One has to remember that until the proposal becomes law, every Tom Dick and Harry can - at whatever age - buy a big machine and start assuming excavation and demolition contracts - a situation that has led to the current state of affairs, which sometimes is akin to the manners of the Wild West.

Rule of law

Steward Health Care Malta has appealed a civil court judgment which annulled the concession granted to it by the government to run three public hospitals after finding fraud.

In a statement on Wednesday, Steward said it has also requested a European Court of Justice (ECJ) preliminary ruling since it viewed the judgement as undermining the rule of law. Personally, I think that the ECJ will refrain from touching this mess, which is hardly within its remit.

The company said the judgment presents major concerns for the rule of law in Malta and has serious implications for the future of foreign investment in the country. In February a Maltese judge ruled that the privatisation deal involving St Luke's, Karin Grech and Gozo General Hospital was fraudulent, with evidence of wrongdoing at every stage of the process.

Steward claimed that it had transformed a bankrupt enterprise - the Vitals concession - into a professionally managed operation with a sound financial footing. It avoided saying whether it had delivered what it was contractually obliged to do.

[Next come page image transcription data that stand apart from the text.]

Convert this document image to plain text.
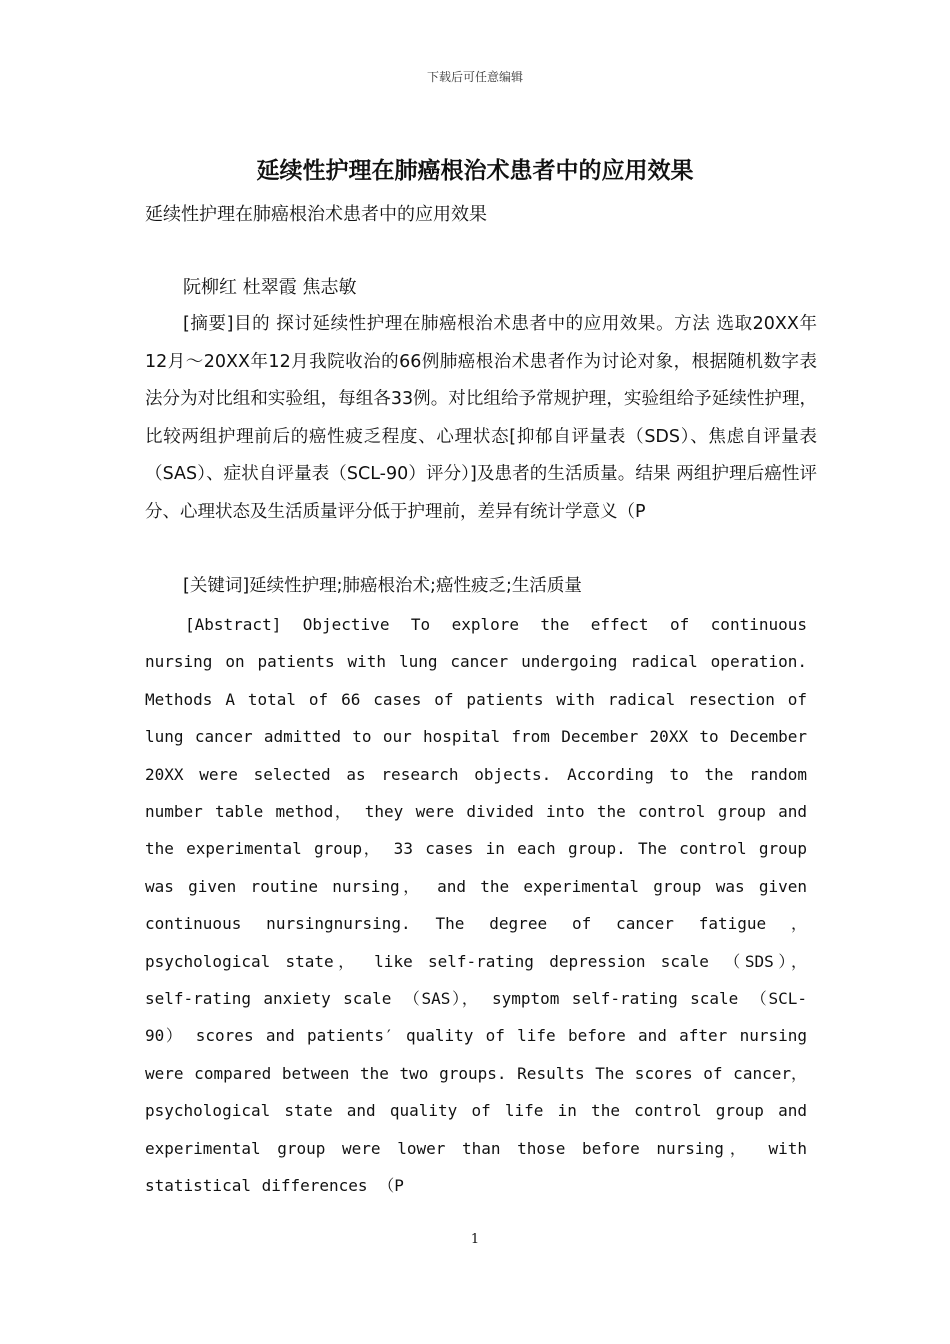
下载后可任意编辑
延续性护理在肺癌根治术患者中的应用效果
延续性护理在肺癌根治术患者中的应用效果
阮柳红 杜翠霞 焦志敏

[摘要]目的 探讨延续性护理在肺癌根治术患者中的应用效果。方法 选取20XX年12月～20XX年12月我院收治的66例肺癌根治术患者作为讨论对象，根据随机数字表法分为对比组和实验组，每组各33例。对比组给予常规护理，实验组给予延续性护理，比较两组护理前后的癌性疲乏程度、心理状态[抑郁自评量表（SDS）、焦虑自评量表（SAS）、症状自评量表（SCL-90）评分）]及患者的生活质量。结果 两组护理后癌性评分、心理状态及生活质量评分低于护理前，差异有统计学意义（P

[关键词]延续性护理;肺癌根治术;癌性疲乏;生活质量

[Abstract] Objective To explore the effect of continuous nursing on patients with lung cancer undergoing radical operation. Methods A total of 66 cases of patients with radical resection of lung cancer admitted to our hospital from December 20XX to December 20XX were selected as research objects. According to the random number table method， they were divided into the control group and the experimental group， 33 cases in each group. The control group was given routine nursing， and the experimental group was given continuous nursingnursing. The degree of cancer fatigue ， psychological state， like self-rating depression scale （SDS）， self-rating anxiety scale （SAS）， symptom self-rating scale （SCL-90） scores and patients′ quality of life before and after nursing were compared between the two groups. Results The scores of cancer， psychological state and quality of life in the control group and experimental group were lower than those before nursing， with statistical differences （P

1
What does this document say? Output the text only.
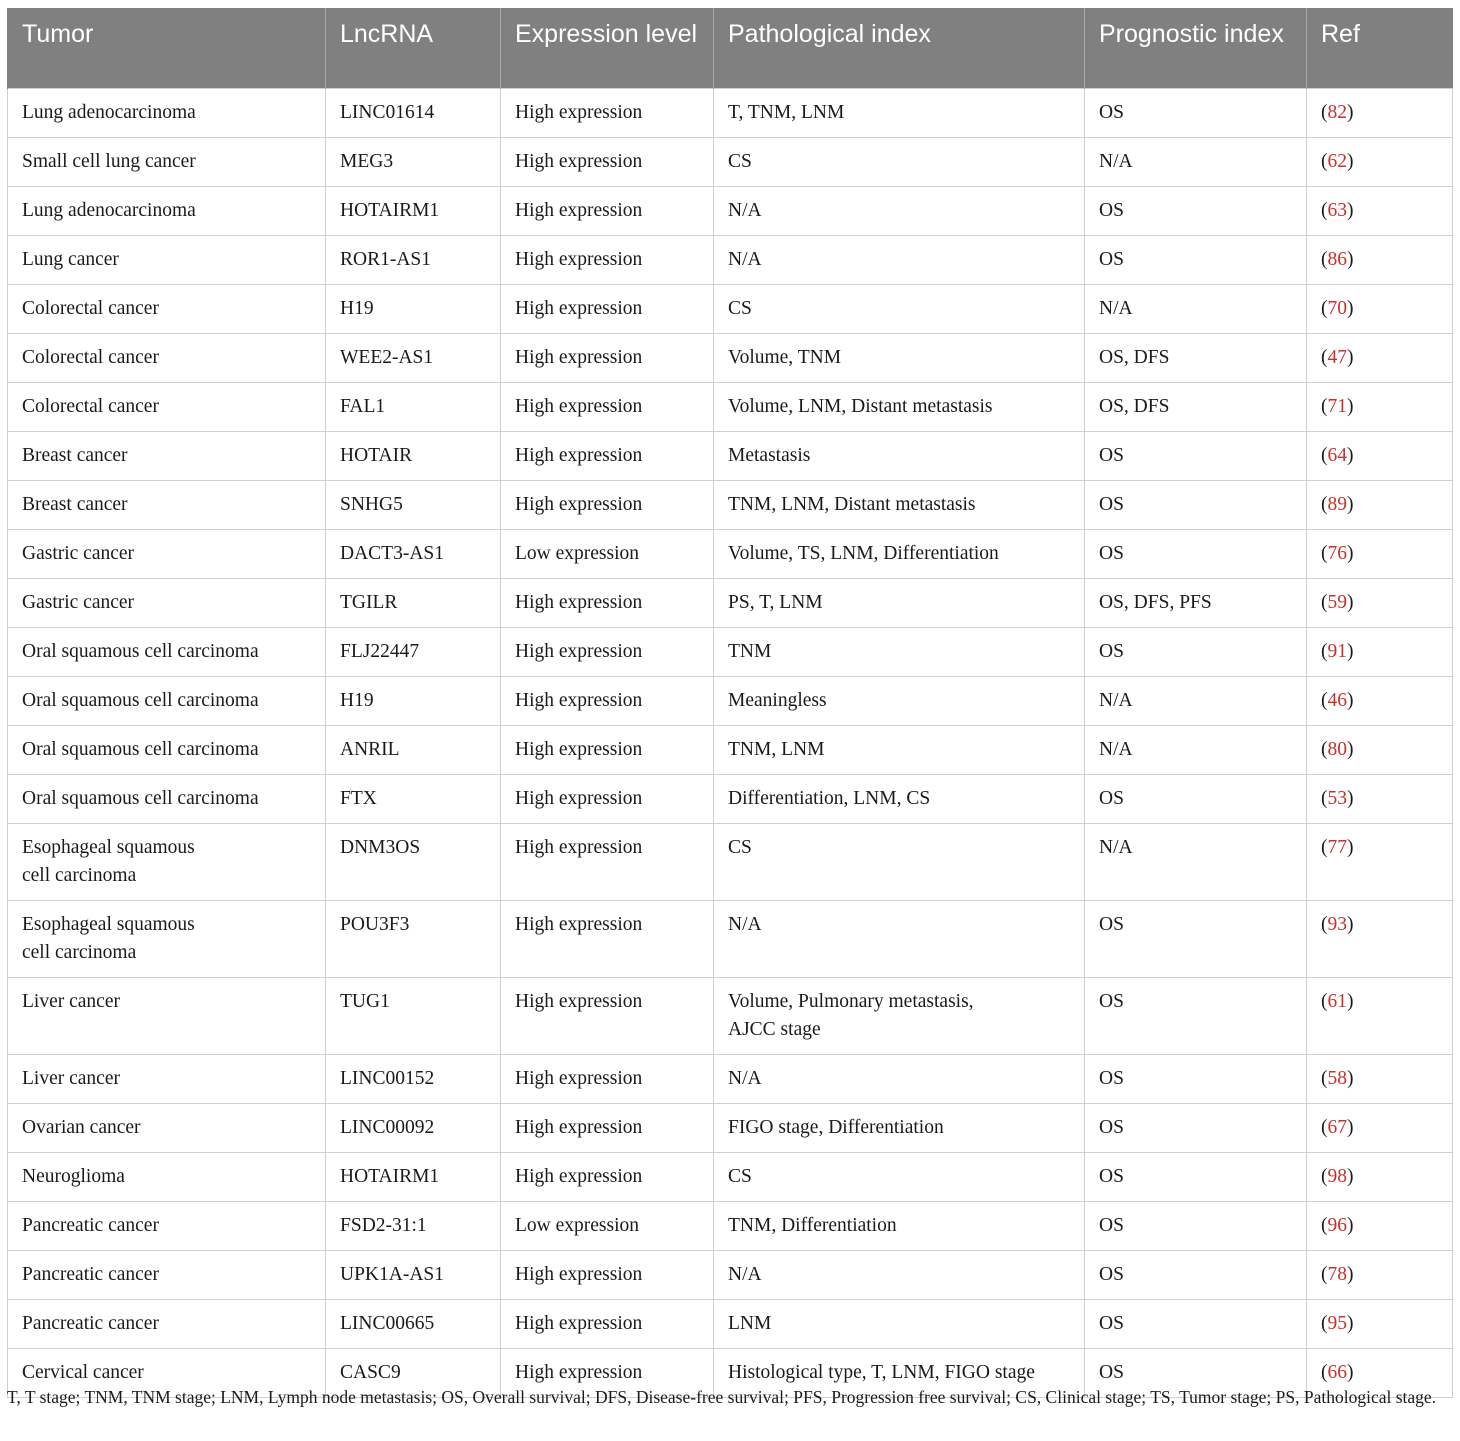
Tumor	LncRNA	Expression level	Pathological index	Prognostic index	Ref
Lung adenocarcinoma	LINC01614	High expression	T, TNM, LNM	OS	(82)
Small cell lung cancer	MEG3	High expression	CS	N/A	(62)
Lung adenocarcinoma	HOTAIRM1	High expression	N/A	OS	(63)
Lung cancer	ROR1-AS1	High expression	N/A	OS	(86)
Colorectal cancer	H19	High expression	CS	N/A	(70)
Colorectal cancer	WEE2-AS1	High expression	Volume, TNM	OS, DFS	(47)
Colorectal cancer	FAL1	High expression	Volume, LNM, Distant metastasis	OS, DFS	(71)
Breast cancer	HOTAIR	High expression	Metastasis	OS	(64)
Breast cancer	SNHG5	High expression	TNM, LNM, Distant metastasis	OS	(89)
Gastric cancer	DACT3-AS1	Low expression	Volume, TS, LNM, Differentiation	OS	(76)
Gastric cancer	TGILR	High expression	PS, T, LNM	OS, DFS, PFS	(59)
Oral squamous cell carcinoma	FLJ22447	High expression	TNM	OS	(91)
Oral squamous cell carcinoma	H19	High expression	Meaningless	N/A	(46)
Oral squamous cell carcinoma	ANRIL	High expression	TNM, LNM	N/A	(80)
Oral squamous cell carcinoma	FTX	High expression	Differentiation, LNM, CS	OS	(53)
Esophageal squamous cell carcinoma	DNM3OS	High expression	CS	N/A	(77)
Esophageal squamous cell carcinoma	POU3F3	High expression	N/A	OS	(93)
Liver cancer	TUG1	High expression	Volume, Pulmonary metastasis, AJCC stage	OS	(61)
Liver cancer	LINC00152	High expression	N/A	OS	(58)
Ovarian cancer	LINC00092	High expression	FIGO stage, Differentiation	OS	(67)
Neuroglioma	HOTAIRM1	High expression	CS	OS	(98)
Pancreatic cancer	FSD2-31:1	Low expression	TNM, Differentiation	OS	(96)
Pancreatic cancer	UPK1A-AS1	High expression	N/A	OS	(78)
Pancreatic cancer	LINC00665	High expression	LNM	OS	(95)
Cervical cancer	CASC9	High expression	Histological type, T, LNM, FIGO stage	OS	(66)
T, T stage; TNM, TNM stage; LNM, Lymph node metastasis; OS, Overall survival; DFS, Disease-free survival; PFS, Progression free survival; CS, Clinical stage; TS, Tumor stage; PS, Pathological stage.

In what must be a veiled threat, Steward said that it had kept the US Embassy and the US State Department – which was on several occasions present at negotiations on the concession terms – fully informed at all times of all relevant events and engagements with the Government of Malta.

It insisted it remains committed to operating in accordance with its highest professional standards and values but ignored the fact that it had not delivered on its obligations.

I construed that the comic tragedy was to continue in the appeal stage. I almost suspected that Steward might even call the Chairman of the NGO Republika, to the witness box to confirm to the Court that there is no rule of law in Malta.

But within 24 hours, Steward then announced the termination of the services concession agreement with government, citing breaches of commercial agreements. They accused the governement of failing to adhere to their own promises to renegotiate the ‘unbankable’ and unsustainable terms of the concession... which they had accepted when they took over the Vitals contract. Using this argument, Steward tried to justify why they failed to raise finances to deliver fully on the terms of its contract.

On its part, the Maltese Government is rejecting the claims outright.

Perhaps Steward can tell us how much money they actually invested in Malta and how much they actually lost in this sad episode.